At the same time, I believe 2021 is on pace to break records for municipal inflows with more than $88 billion year to date. Citigroup estimates (if inflows are added) that we may be in a net-negative supply condition of close to $100 billion this year.
I believe this makes little sense given the importance of the asset class to the country’s competitiveness and the ability of our own citizens to participate in the building of our infrastructure — and simultaneously leverage a tax-advantaged investment opportunity
Yes, the elimination of advance refundings in the 2017 Tax Cuts and Jobs Act dramatically hampered municipalities’ ability to use tax-exempt financing to refund older debt — forcing them to shift to taxable municipal issuance; but that is only a piece (albeit a large one) of the problem. Also, it’s a bit shortsighted of Congress to add advanced refunding back into the tax code given the current fiscal state.
As someone who has spent the majority of his career involved in municipal finance, both as a public servant and as a buyer/manager, I would argue there are two other important reasons why we fall short.
First, most municipal issuers have by now a legal or constitutional limit or mandate to manage their overall debt loads and interest costs. While these limits are important to controlling costs, they were constructed when rates were much higher and should be revisited while financing costs are still relatively cheap. Marginal changes — given the context of historically low rates, improved municipal finances post COVID and our large investment gap — seems warranted.
The second reason is related to the first in that no elected leader would argue their municipality should jeopardize its bond rating — especially if it has a very high investment-grade rating. Twenty years ago, I worked for a state that achieved a AAA-rating and every elected leader I have worked with since has cited the importance of maintaining the rating — to argue otherwise would be political suicide.
To me, that is precisely the problem, as ratings can become politicalized. Ratings themselves are more about management, economies and budget discipline, as well as debt levels and interest coverage ratios.

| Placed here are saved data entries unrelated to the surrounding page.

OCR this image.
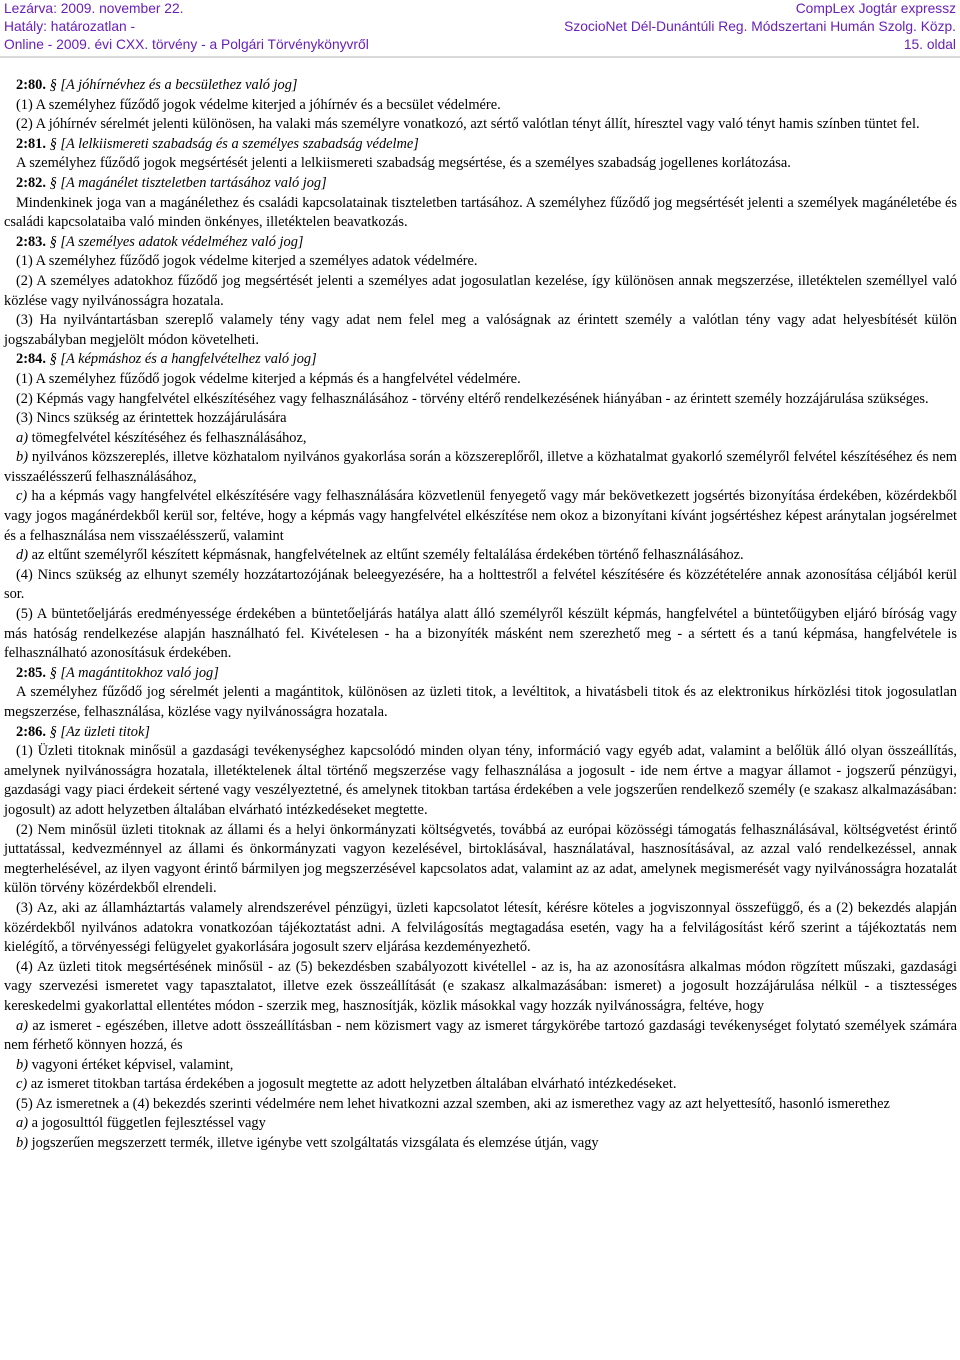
Lezárva: 2009. november 22.	CompLex Jogtár expressz
Hatály: határozatlan -	SzocioNet Dél-Dunántúli Reg. Módszertani Humán Szolg. Közp.
Online - 2009. évi CXX. törvény - a Polgári Törvénykönyvről	15. oldal

2:80. § [A jóhírnévhez és a becsülethez való jog]

(1) A személyhez fűződő jogok védelme kiterjed a jóhírnév és a becsület védelmére.

(2) A jóhírnév sérelmét jelenti különösen, ha valaki más személyre vonatkozó, azt sértő valótlan tényt állít, híresztel vagy való tényt hamis színben tüntet fel.

2:81. § [A lelkiismereti szabadság és a személyes szabadság védelme]

A személyhez fűződő jogok megsértését jelenti a lelkiismereti szabadság megsértése, és a személyes szabadság jogellenes korlátozása.

2:82. § [A magánélet tiszteletben tartásához való jog]

Mindenkinek joga van a magánélethez és családi kapcsolatainak tiszteletben tartásához. A személyhez fűződő jog megsértését jelenti a személyek magánéletébe és családi kapcsolataiba való minden önkényes, illetéktelen beavatkozás.

2:83. § [A személyes adatok védelméhez való jog]

(1) A személyhez fűződő jogok védelme kiterjed a személyes adatok védelmére.

(2) A személyes adatokhoz fűződő jog megsértését jelenti a személyes adat jogosulatlan kezelése, így különösen annak megszerzése, illetéktelen személlyel való közlése vagy nyilvánosságra hozatala.

(3) Ha nyilvántartásban szereplő valamely tény vagy adat nem felel meg a valóságnak az érintett személy a valótlan tény vagy adat helyesbítését külön jogszabályban megjelölt módon követelheti.

2:84. § [A képmáshoz és a hangfelvételhez való jog]

(1) A személyhez fűződő jogok védelme kiterjed a képmás és a hangfelvétel védelmére.

(2) Képmás vagy hangfelvétel elkészítéséhez vagy felhasználásához - törvény eltérő rendelkezésének hiányában - az érintett személy hozzájárulása szükséges.

(3) Nincs szükség az érintettek hozzájárulására

a) tömegfelvétel készítéséhez és felhasználásához,

b) nyilvános közszereplés, illetve közhatalom nyilvános gyakorlása során a közszereplőről, illetve a közhatalmat gyakorló személyről felvétel készítéséhez és nem visszaélésszerű felhasználásához,

c) ha a képmás vagy hangfelvétel elkészítésére vagy felhasználására közvetlenül fenyegető vagy már bekövetkezett jogsértés bizonyítása érdekében, közérdekből vagy jogos magánérdekből kerül sor, feltéve, hogy a képmás vagy hangfelvétel elkészítése nem okoz a bizonyítani kívánt jogsértéshez képest aránytalan jogsérelmet és a felhasználása nem visszaélésszerű, valamint

d) az eltűnt személyről készített képmásnak, hangfelvételnek az eltűnt személy feltalálása érdekében történő felhasználásához.

(4) Nincs szükség az elhunyt személy hozzátartozójának beleegyezésére, ha a holttestről a felvétel készítésére és közzétételére annak azonosítása céljából kerül sor.

(5) A büntetőeljárás eredményessége érdekében a büntetőeljárás hatálya alatt álló személyről készült képmás, hangfelvétel a büntetőügyben eljáró bíróság vagy más hatóság rendelkezése alapján használható fel. Kivételesen - ha a bizonyíték másként nem szerezhető meg - a sértett és a tanú képmása, hangfelvétele is felhasználható azonosításuk érdekében.

2:85. § [A magántitokhoz való jog]

A személyhez fűződő jog sérelmét jelenti a magántitok, különösen az üzleti titok, a levéltitok, a hivatásbeli titok és az elektronikus hírközlési titok jogosulatlan megszerzése, felhasználása, közlése vagy nyilvánosságra hozatala.

2:86. § [Az üzleti titok]

(1) Üzleti titoknak minősül a gazdasági tevékenységhez kapcsolódó minden olyan tény, információ vagy egyéb adat, valamint a belőlük álló olyan összeállítás, amelynek nyilvánosságra hozatala, illetéktelenek által történő megszerzése vagy felhasználása a jogosult - ide nem értve a magyar államot - jogszerű pénzügyi, gazdasági vagy piaci érdekeit sértené vagy veszélyeztetné, és amelynek titokban tartása érdekében a vele jogszerűen rendelkező személy (e szakasz alkalmazásában: jogosult) az adott helyzetben általában elvárható intézkedéseket megtette.

(2) Nem minősül üzleti titoknak az állami és a helyi önkormányzati költségvetés, továbbá az európai közösségi támogatás felhasználásával, költségvetést érintő juttatással, kedvezménnyel az állami és önkormányzati vagyon kezelésével, birtoklásával, használatával, hasznosításával, az azzal való rendelkezéssel, annak megterhelésével, az ilyen vagyont érintő bármilyen jog megszerzésével kapcsolatos adat, valamint az az adat, amelynek megismerését vagy nyilvánosságra hozatalát külön törvény közérdekből elrendeli.

(3) Az, aki az államháztartás valamely alrendszerével pénzügyi, üzleti kapcsolatot létesít, kérésre köteles a jogviszonnyal összefüggő, és a (2) bekezdés alapján közérdekből nyilvános adatokra vonatkozóan tájékoztatást adni. A felvilágosítás megtagadása esetén, vagy ha a felvilágosítást kérő szerint a tájékoztatás nem kielégítő, a törvényességi felügyelet gyakorlására jogosult szerv eljárása kezdeményezhető.

(4) Az üzleti titok megsértésének minősül - az (5) bekezdésben szabályozott kivétellel - az is, ha az azonosításra alkalmas módon rögzített műszaki, gazdasági vagy szervezési ismeretet vagy tapasztalatot, illetve ezek összeállítását (e szakasz alkalmazásában: ismeret) a jogosult hozzájárulása nélkül - a tisztességes kereskedelmi gyakorlattal ellentétes módon - szerzik meg, hasznosítják, közlik másokkal vagy hozzák nyilvánosságra, feltéve, hogy

a) az ismeret - egészében, illetve adott összeállításban - nem közismert vagy az ismeret tárgykörébe tartozó gazdasági tevékenységet folytató személyek számára nem férhető könnyen hozzá, és

b) vagyoni értéket képvisel, valamint,

c) az ismeret titokban tartása érdekében a jogosult megtette az adott helyzetben általában elvárható intézkedéseket.

(5) Az ismeretnek a (4) bekezdés szerinti védelmére nem lehet hivatkozni azzal szemben, aki az ismerethez vagy az azt helyettesítő, hasonló ismerethez

a) a jogosulttól független fejlesztéssel vagy

b) jogszerűen megszerzett termék, illetve igénybe vett szolgáltatás vizsgálata és elemzése útján, vagy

Perhaps given the current environment, we ought to be asking ourselves if we should revisit some of the legal or budgetary limits enacted long ago. At the very least, elected leaders should be free to have the debate in their municipalities.
In my experience, corporate treasurers who have leveraged their balance sheets over the past decade, given the cheap cost of debt, are typically freer from some of the political pressure — and many continue to issue record corporate debt levels. At the same time, they have lowered capital financing costs for their shareholders.
Just look at the Bloomberg Barclay’s U.S. Corporate Investment Grade Index, which has more than half of the corporate issuers at the BBB-rating level. I am not arguing there are not major differences between running a state or local government and a corporation, but, again, if we are so concerned about our global competitiveness, we as municipal financial professionals have to work with federal, state and local elected leaders across the country to develop better policies to issue more tax-exempt debt in a fiscally prudent manner — otherwise, our infrastructure investment gap will likely continue to grow.